The player himself is worth getting excited about. The 6-foot-5 sophomore guard averaged 17.9 points, 7.0 rebounds, 2.2 assists, and 1.2 steals this past year, a massive leap from his freshman campaign. He earned unanimous All-MAAC honors and MAAC Tournament MVP after leading the Saints to the conference title, then put up 21 points against Duke in the NCAA Tournament first round in a game Siena led for long stretches before falling 71-65. 

That performance alone put him on radars he wasn’t on before.

McNamara has described Doty as a kindred spirit rather than simply a player he coaches, someone who competes with the same relentless edge. That kind of relationship travels. 

If Doty enters the portal, Syracuse won’t just be the frontrunner. It will be over quickly.

Francis Folefac: The Freshman the NBA is Already Watching

Doty is the headliner. Folefac might be the more interesting long-term story.

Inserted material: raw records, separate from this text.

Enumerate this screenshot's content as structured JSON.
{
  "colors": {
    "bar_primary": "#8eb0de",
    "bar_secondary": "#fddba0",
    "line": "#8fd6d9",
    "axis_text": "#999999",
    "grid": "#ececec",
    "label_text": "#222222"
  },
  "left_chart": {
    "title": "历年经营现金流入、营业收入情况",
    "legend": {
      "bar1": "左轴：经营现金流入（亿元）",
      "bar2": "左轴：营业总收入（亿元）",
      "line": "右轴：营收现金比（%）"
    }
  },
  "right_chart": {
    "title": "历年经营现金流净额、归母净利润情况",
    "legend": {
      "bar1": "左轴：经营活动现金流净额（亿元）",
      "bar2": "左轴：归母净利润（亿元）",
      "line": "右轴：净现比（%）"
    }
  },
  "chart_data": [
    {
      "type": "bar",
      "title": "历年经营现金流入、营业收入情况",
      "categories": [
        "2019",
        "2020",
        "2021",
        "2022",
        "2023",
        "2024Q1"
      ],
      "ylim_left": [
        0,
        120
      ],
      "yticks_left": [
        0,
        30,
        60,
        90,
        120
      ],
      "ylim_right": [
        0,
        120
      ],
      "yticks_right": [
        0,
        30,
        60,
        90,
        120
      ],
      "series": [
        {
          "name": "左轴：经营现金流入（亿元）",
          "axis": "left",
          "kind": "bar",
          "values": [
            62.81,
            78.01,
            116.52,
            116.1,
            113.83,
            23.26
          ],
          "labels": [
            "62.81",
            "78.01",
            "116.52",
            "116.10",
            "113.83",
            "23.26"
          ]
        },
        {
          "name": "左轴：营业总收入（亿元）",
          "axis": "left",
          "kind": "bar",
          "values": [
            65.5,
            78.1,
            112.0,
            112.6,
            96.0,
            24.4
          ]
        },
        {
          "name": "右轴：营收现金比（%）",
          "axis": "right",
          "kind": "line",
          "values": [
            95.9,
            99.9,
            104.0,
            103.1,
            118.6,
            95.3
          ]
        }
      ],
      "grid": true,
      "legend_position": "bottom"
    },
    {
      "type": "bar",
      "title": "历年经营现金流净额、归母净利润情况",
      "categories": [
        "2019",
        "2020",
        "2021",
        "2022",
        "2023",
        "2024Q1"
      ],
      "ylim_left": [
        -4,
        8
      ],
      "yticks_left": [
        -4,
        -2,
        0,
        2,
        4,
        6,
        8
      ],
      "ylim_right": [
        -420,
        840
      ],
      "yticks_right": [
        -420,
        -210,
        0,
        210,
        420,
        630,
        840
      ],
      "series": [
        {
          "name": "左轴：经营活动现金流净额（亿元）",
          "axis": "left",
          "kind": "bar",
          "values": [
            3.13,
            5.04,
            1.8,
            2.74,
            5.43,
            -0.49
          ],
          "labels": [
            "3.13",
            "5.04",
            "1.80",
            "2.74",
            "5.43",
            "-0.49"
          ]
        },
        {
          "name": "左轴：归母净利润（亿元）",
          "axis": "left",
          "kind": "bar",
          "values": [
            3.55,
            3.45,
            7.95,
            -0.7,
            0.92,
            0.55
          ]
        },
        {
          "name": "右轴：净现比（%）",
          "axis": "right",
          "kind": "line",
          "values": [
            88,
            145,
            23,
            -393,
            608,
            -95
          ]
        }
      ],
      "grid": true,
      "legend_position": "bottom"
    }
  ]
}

The 6’7″ freshman forward arrived at Siena this season as a highly-touted prospect and spent the year making good on it quietly. NoCeilingsNBA’s Quinn Fishburne flagged him as a future NBA player with an “intriguing foundation of ancillary skill sets,” and when you look at the numbers, it’s not hard to see why.

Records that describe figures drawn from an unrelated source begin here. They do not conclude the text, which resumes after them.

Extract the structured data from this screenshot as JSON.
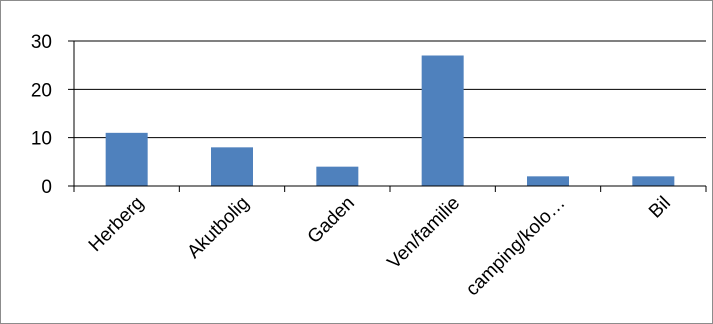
{
  "chart_data": {
    "type": "bar",
    "categories": [
      "Herberg",
      "Akutbolig",
      "Gaden",
      "Ven/familie",
      "camping/kolo…",
      "Bil"
    ],
    "values": [
      11,
      8,
      4,
      27,
      2,
      2
    ],
    "yticks": [
      "0",
      "10",
      "20",
      "30"
    ],
    "ylim": [
      0,
      30
    ],
    "grid": true,
    "legend": false,
    "bar_color": "#4f81bd",
    "grid_color": "#000000"
  }
}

Folefac averaged 11.2 points, 5.0 rebounds, 2.0 assists, and 1.3 blocks as a freshman but it’s his advanced stats that tell the real story. Folefac posted an 8.5% offensive rebound rate, a 5.6% block rate, and an impressive 59.6% free throw rate. 

His offensive game is deliberately unconventional for his size. He mainly roams the dunker spot and attacks the basket rather than hunting threes, having attempted just 10 all season. Within that role, he has been lethal, shooting 64.2% as a cutter (34-of-53) and 59.4% as a roll man (19-of-32). He also has flashes of genuine ball-handling ability going downhill, and plays with a physicality in the post that is unusual for a freshman.

Defensively, his wingspan creates problems that don’t always show up cleanly in box scores. He is strong enough to anchor the paint and quick enough to close out on the perimeter, a combination coaches at the high-major level spend years trying to find.

The biggest stage brought out his best performance of the season. Against Duke in the NCAA Tournament, Folefac scored 18 points on the top overall seed and limited Cameron Boozer to just 19 points with five turnovers. For a freshman playing the biggest game of his life, against arguably the best player in college basketball, it was a statement.

Folefac is only 18 years old and has already proven that he can handle the ACC’s best. 

That’s a ceiling that Syracuse fans can genuinely get excited about.

McNamara Expected To Make An Immediate Impact

Syracuse fans have spent months wondering what the rebuild is going to look like. If McNamara arrives with Doty’s scoring and Folefac’s upside already in tow, they’ll have their answer before the first practice. The Orange are also expected to increase NIL spending to the top-third of the ACC, which should allow McNamara to bring back the glory days to a basketball program that has missed the NCAA Tournament for a record five straight seasons.